Old movies and musicals describe huge all-city parades, with floats, a marching band and lots of young children. Yet nothing like that has ever seemed to happen in the small town of Saratoga.
According to Spanish teacher Arnaldo Rodriguex, however, a momentous parade marched through downtown Saratoga in 1984. Back then, each class from Saratoga High built a large float that they paraded down Big Basin Way in celebration of Homecoming.
“The band was there; the cheerleaders and the elementary school kids used to come and sit there to watch the whole thing. It was really nice,” said Rodriguex, who has taught at SHS since the 1970s.
Although assistant principal Karen Hyde agrees the parade was a fun event, she says it was difficult and stressful to organize.
“The parade was a one-time only thing because it was either that or throw myself off a bridge. I would never do that again,” Hyde said.
Since Big Basin Way is also a part of Highway 9, the school needed permission from the state to close it for the parade, making the event overwhelming to organize, Hyde said. The parade also blocked off downtown from both directions, resulting in numerous complaints from the businesses and townspeople.

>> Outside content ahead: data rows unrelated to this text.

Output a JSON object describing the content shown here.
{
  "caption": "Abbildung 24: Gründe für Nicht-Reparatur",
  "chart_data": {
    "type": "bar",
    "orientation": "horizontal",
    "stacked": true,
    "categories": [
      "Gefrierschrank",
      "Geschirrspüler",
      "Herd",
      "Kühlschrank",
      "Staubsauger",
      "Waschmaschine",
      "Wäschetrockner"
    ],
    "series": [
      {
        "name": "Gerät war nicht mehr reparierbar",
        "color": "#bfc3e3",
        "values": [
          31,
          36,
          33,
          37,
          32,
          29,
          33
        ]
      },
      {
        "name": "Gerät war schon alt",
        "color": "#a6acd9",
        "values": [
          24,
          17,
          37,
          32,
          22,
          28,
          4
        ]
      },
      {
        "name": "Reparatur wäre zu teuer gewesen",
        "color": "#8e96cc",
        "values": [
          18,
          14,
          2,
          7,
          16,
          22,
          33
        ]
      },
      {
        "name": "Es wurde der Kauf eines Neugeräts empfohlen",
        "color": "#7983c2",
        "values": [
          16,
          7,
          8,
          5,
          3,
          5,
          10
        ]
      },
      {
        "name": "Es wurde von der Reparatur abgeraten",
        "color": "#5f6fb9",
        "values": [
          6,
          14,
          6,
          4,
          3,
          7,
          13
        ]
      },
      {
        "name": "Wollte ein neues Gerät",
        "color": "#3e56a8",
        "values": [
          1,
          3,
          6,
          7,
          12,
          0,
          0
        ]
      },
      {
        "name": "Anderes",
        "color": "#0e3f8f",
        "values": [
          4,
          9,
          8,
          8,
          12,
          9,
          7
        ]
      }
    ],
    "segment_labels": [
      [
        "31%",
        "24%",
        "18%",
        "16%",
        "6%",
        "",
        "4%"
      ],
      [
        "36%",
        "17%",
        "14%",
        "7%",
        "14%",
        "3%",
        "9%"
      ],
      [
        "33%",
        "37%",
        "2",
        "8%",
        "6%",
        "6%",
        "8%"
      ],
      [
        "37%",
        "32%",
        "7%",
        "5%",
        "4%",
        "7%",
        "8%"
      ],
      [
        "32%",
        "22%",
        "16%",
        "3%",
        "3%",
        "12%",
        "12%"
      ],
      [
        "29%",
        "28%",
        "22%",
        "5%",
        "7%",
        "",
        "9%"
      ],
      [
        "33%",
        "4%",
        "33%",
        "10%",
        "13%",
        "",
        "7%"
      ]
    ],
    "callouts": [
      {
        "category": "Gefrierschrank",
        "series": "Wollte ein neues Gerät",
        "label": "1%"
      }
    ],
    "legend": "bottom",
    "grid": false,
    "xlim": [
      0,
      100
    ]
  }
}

“People couldn’t get to … their hair appointments, their nail appointments,” Hyde said. “It was inconvenient [for the school] and it inconvenienced the community.”
As a result, the Homecoming festivities were moved to the Los Gatos High School track. (Until 2005 Saratoga High did not have a lighted football field, so football games were played at Los Gatos.) But this arrangement still presented problems.

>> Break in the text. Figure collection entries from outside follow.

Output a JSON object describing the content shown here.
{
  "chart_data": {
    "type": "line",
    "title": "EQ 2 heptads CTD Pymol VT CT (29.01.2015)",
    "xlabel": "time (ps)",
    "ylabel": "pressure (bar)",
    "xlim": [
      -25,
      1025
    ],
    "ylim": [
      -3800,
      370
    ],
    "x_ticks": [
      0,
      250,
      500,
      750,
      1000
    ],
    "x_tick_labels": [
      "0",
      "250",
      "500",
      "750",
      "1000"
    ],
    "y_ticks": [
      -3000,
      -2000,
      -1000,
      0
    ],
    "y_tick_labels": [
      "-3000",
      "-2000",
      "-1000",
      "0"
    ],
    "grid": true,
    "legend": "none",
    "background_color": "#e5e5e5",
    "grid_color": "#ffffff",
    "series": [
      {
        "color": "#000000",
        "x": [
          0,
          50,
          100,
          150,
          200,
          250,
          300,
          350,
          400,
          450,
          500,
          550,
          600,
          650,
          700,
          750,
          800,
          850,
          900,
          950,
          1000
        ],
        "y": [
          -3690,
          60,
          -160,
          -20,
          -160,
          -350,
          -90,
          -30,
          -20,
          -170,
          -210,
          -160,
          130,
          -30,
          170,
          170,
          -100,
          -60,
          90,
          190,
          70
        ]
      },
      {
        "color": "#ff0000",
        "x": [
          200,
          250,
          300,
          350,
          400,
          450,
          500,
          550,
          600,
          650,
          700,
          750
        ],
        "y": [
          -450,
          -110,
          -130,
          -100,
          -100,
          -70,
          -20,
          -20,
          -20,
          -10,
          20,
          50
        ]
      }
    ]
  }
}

Transportation of the gigantic floats was a major issue. The floats students used to parade around the track had to be loaded onto trailers or flatbed trucks and then driven to Los Gatos.
“I had a ship that I built with my class that was 40 feet long, 40 feet up in the air,” Rodriguex remembers. “We had to have a police escort because the thing was so big. It blocked the traffic over to LGHS.”
Despite logistical challenges, creative students still persevered, but Homecoming was much more stressful than it is now. Compared to constructing these floats, merely decorating a section of the quad is easy.
Rodriguex remembers assisting his classes over the years with themes such as Higher Education and China. These amazingly detailed floats were still constructed, often starting months before the actual parade. One of Rodriguex’s favorites from 1987, a huge NASA space shuttle, was extremely realistic.
“When we went by the judges we lit it up, and the smoke came out [the back end so that] it looked like it was really taking off,” Rodriguex says.
Yet Hyde says new problems arose as the years went by. When LGHS got a new track a few years later, they put a weight limit on the floats for each class, making it more difficult for students. Even with the weight limit, Hyde says these floats were far from environmentally friendly.
“Talk about a complete waste. I started to have two dumpsters over at Los Gatos so the kids would do the parade once around and then the cardboard would go directly into the dumpsters,” Hyde said. “Five minutes [for the parade] and then two dumpsters full of stuff.”
From then on, Los Gatos High imposed stricter regulations and began to require students to carry the Homecoming floats.
“We had to reduce the size … We had to have a lot of pieces. We had to build different things,” Rodriguex said. For example, one year they built small models of famous buildings, like the Eiffel Tower, the Parthenon and the Leaning Tower of Pisa.
Eventually, though, hand-carrying the floats began to be too much of a burden.
“It just got to be too much for the kids and then they decided to do away with the floats and have [quad day] here,” Rodriguex says. What we now know as quad days began in the early ‘90s.
Despite the complications, Rodriguex still remembers the early years of Homecoming fondly. “It was just fun,” he said simply.